The provisions  of the new  Civil Code above quoted taken together with  those of Section 2 of the Workmen’s Compensation Act, reasonably indicate that  in compensation cases, the liability of business partners, like appellants, should be solidary; otherwise, the right of  the employee may be  defeated,  or at least crippled.  If  the responsibility of appellants were to be merely joint and not solidary, and one  of them happens to be  insolvent, the amount awarded to the appellees would  only be partially satisfied, which is  evidently contrary to the intent and  purposes of the Act.  In previous cases we have already held that the Workmen’s Compensation Act should be construed fairly, reasonably and liberally in favor of and for the benefit of the employee  and his dependents; that  all doubts as to right of  compensation resolved  in  his  favor;  and that it should be interpreted to promote its purpose.   Accordingly, the present controversy should be decided in favor of the appellees. Moreover, Art. 1207 of the new Civil Code provides:

“*  *  *.  There is solidary liability only when the obligation expressly so  states, or  when the law or the nature of  the obligation requires solidarity.”

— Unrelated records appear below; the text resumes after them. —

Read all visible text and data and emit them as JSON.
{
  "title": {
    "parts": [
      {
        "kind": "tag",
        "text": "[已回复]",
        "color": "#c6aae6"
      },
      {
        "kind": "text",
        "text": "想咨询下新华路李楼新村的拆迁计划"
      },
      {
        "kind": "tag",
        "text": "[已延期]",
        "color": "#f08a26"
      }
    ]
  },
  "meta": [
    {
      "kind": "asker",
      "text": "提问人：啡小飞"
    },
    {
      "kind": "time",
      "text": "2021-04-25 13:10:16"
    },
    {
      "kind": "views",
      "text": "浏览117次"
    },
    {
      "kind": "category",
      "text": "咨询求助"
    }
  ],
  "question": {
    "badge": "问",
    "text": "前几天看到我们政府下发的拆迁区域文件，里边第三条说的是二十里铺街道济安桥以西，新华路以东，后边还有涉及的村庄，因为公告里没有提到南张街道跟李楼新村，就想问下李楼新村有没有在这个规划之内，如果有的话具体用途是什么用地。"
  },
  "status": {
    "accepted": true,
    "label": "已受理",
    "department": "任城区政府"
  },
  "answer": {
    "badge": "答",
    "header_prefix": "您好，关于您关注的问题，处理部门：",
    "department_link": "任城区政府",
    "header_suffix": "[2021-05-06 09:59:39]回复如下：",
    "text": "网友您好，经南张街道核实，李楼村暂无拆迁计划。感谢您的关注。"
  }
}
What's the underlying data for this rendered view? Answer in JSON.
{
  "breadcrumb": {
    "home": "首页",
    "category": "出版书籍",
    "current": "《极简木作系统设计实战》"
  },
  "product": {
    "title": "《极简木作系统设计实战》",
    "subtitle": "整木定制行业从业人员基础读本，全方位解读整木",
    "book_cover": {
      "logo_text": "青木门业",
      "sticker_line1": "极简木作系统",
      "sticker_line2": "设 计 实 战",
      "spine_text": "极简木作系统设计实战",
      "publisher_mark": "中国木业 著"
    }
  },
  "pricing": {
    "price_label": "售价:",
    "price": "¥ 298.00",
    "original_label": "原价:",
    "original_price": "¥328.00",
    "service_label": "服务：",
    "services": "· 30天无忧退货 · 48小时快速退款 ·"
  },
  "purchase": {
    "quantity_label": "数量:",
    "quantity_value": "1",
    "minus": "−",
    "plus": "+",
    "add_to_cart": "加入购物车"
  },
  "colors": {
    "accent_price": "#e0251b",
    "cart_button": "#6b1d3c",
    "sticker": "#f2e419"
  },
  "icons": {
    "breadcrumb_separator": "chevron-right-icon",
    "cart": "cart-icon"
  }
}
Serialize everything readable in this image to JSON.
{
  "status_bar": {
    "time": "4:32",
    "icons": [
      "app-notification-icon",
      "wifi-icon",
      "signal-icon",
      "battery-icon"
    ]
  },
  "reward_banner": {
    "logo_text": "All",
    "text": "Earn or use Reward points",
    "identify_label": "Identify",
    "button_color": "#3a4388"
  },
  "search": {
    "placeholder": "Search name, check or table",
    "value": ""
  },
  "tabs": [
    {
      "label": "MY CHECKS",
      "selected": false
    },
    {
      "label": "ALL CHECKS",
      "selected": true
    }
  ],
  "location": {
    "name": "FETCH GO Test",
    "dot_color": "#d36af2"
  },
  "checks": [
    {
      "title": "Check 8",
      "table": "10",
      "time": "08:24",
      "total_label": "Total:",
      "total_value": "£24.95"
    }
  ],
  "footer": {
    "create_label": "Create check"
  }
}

Since  the Workmen’s Compensation Act  was enacted to give full  protection to the employee, reason  demands that the nature of the  obligation of the employers  to pay  compensation to the heirs of their employee who  died in line of duty, should be solidary; otherwise, the purpose of the law could not  be attained. Wherefore,  finding no  error in the award appealed from,  the same is hereby affirmed,  with costs against appellants. Paras,  C. J.,  Bengzon, Padilla,  Montemayor,  Bautista Angelo, Labrador, and Concepcion, JJ., concur.